Par une requête enregistrée au greffe du Juge des libertés et de la détention, le préfet sollicite la prolongation de la rétention administrative de Monsieur [P] pour une durée supplémentaire de 26 jours.
In limine litis le conseil du retenu soulève l’irrégularité de la procédure en estiment que le menottage intervenu devant ses enfants est illégal et que l’interpellation est déloyale.
Pour mémoire, Monsieur [P] a été menotté, suite à son interpellation alors même qu’il s’est présenté de lui-même au commissariat, suite à un appel de son ex-conjointe, pour signaler la disparition de ses deux filles.
Le conseil du retenu estime que l’interpellation s’est déroulée sans aucune difficulté.
Sur le moyen tiré de l’irrégularité du menottage
L’article 3 de la Convention européenne des droits de l’homme interdit aux États de pratiquer la torture, ou de soumettre une personne relevant de leur juridiction à des peines ou des traitements inhumains ou dégradants.
Il ressort de l’analyse de la jurisprudence de la cour européenne des droits de l’homme qu’un acte positif ou une absence de prise en charge ne peut relever de la qualification prévue par l’article 3 ci-dessus énoncé que lorsqu’est atteint « le seuil de gravité élevé à partir duquel un traitement peut passer pour inhumain ou dégradant »
Ainsi pour tomber sous le coup de l’article 3 de la Convention, un mauvais traitement doit atteindre un minimum de gravité.
L’appréciation de ce minimum est relative par essence ; elle dépend de l’ensemble des données de la cause, notamment de la durée du traitement et de ses effets physiques et mentaux, ainsi que, parfois, du sexe, de l’âge et de l’état de santé de la victime.
Dans cette perspective, il ne suffit pas que le traitement comporte des aspects désagréables (Guzzardi c.
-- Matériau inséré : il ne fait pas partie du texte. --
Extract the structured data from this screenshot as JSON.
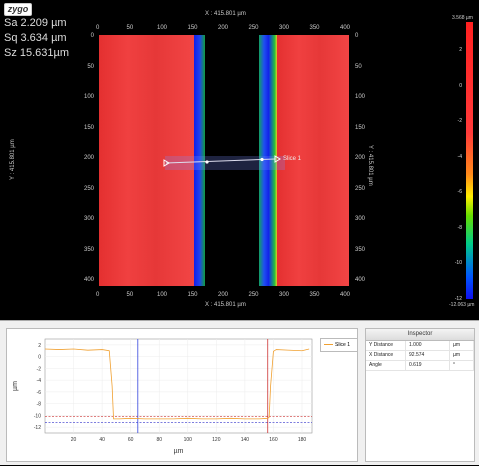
{
  "brand": "zygo",
  "stats": {
    "sa": "Sa 2.209 µm",
    "sq": "Sq 3.634 µm",
    "sz": "Sz 15.631µm"
  },
  "map": {
    "x_extent_label": "X : 415.801 µm",
    "y_extent_label": "Y : 415.801 µm",
    "x_ticks": [
      "0",
      "50",
      "100",
      "150",
      "200",
      "250",
      "300",
      "350",
      "400"
    ],
    "y_ticks": [
      "0",
      "50",
      "100",
      "150",
      "200",
      "250",
      "300",
      "350",
      "400"
    ],
    "slice_label": "Slice 1"
  },
  "colorbar": {
    "max_label": "3.568 µm",
    "min_label": "-12.063 µm",
    "ticks": [
      "2",
      "0",
      "-2",
      "-4",
      "-6",
      "-8",
      "-10",
      "-12"
    ]
  },
  "profile": {
    "legend": "Slice 1",
    "ylabel": "µm",
    "xlabel": "µm",
    "y_ticks": [
      "2",
      "0",
      "-2",
      "-4",
      "-6",
      "-8",
      "-10",
      "-12"
    ],
    "x_ticks": [
      "20",
      "40",
      "60",
      "80",
      "100",
      "120",
      "140",
      "160",
      "180"
    ]
  },
  "chart_data": {
    "type": "line",
    "xlabel": "µm",
    "ylabel": "µm",
    "xlim": [
      0,
      187
    ],
    "ylim": [
      -13,
      3
    ],
    "series": [
      {
        "name": "Slice 1",
        "color": "#f0a030",
        "x": [
          0,
          10,
          20,
          30,
          40,
          45,
          47,
          48,
          52,
          60,
          70,
          80,
          90,
          100,
          110,
          120,
          130,
          140,
          150,
          156,
          157,
          158,
          160,
          162,
          170,
          180,
          185
        ],
        "y": [
          1.3,
          1.2,
          1.3,
          1.1,
          1.2,
          1.0,
          -5,
          -10.6,
          -10.6,
          -10.5,
          -10.6,
          -10.6,
          -10.6,
          -10.5,
          -10.6,
          -10.6,
          -10.5,
          -10.6,
          -10.6,
          -10.5,
          -10.3,
          -5,
          0.9,
          1.2,
          1.1,
          1.0,
          1.3
        ]
      }
    ],
    "cursors": {
      "blue_x": 65,
      "red_x": 156
    },
    "ref_lines": [
      -10.2,
      -11.2
    ]
  },
  "inspector": {
    "title": "Inspector",
    "rows": [
      {
        "label": "Y Distance",
        "value": "1.000",
        "unit": "µm"
      },
      {
        "label": "X Distance",
        "value": "92.574",
        "unit": "µm"
      },
      {
        "label": "Angle",
        "value": "0.619",
        "unit": "°"
      }
    ]
  }
}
Italie, 6 novembre 1980, § 107, série A no 39, et Messina c. Italie (no 2) (déc.), no 25498/94, CEDH 1999-V).
Selon la CEDH un traitement ou une peine ont été considérés comme « dégradants » lorsque le requérant avait été menotté pendant un trajet en bus d’une vingtaine d’heures dans le cadre d’une procédure d’expulsion forcée (Akkad c. Türkiye, 2022, § 115).
Il résulte par ailleurs de l’article 803 du code de procédure pénale que nul ne peut être soumis au port des menottes ou des entraves que s’il est considéré soit comme dangereux pour autrui ou pour lui-même, soit comme susceptible de tenter de prendre la fuite.
La dangerosité ne peut être légitiment appréciée que par l’agent intervenant sur le terrain et sur le temps de l’action, sans être dévaluée a posteriori par des juristes appréciant sur dossier les critères d’une situation figée.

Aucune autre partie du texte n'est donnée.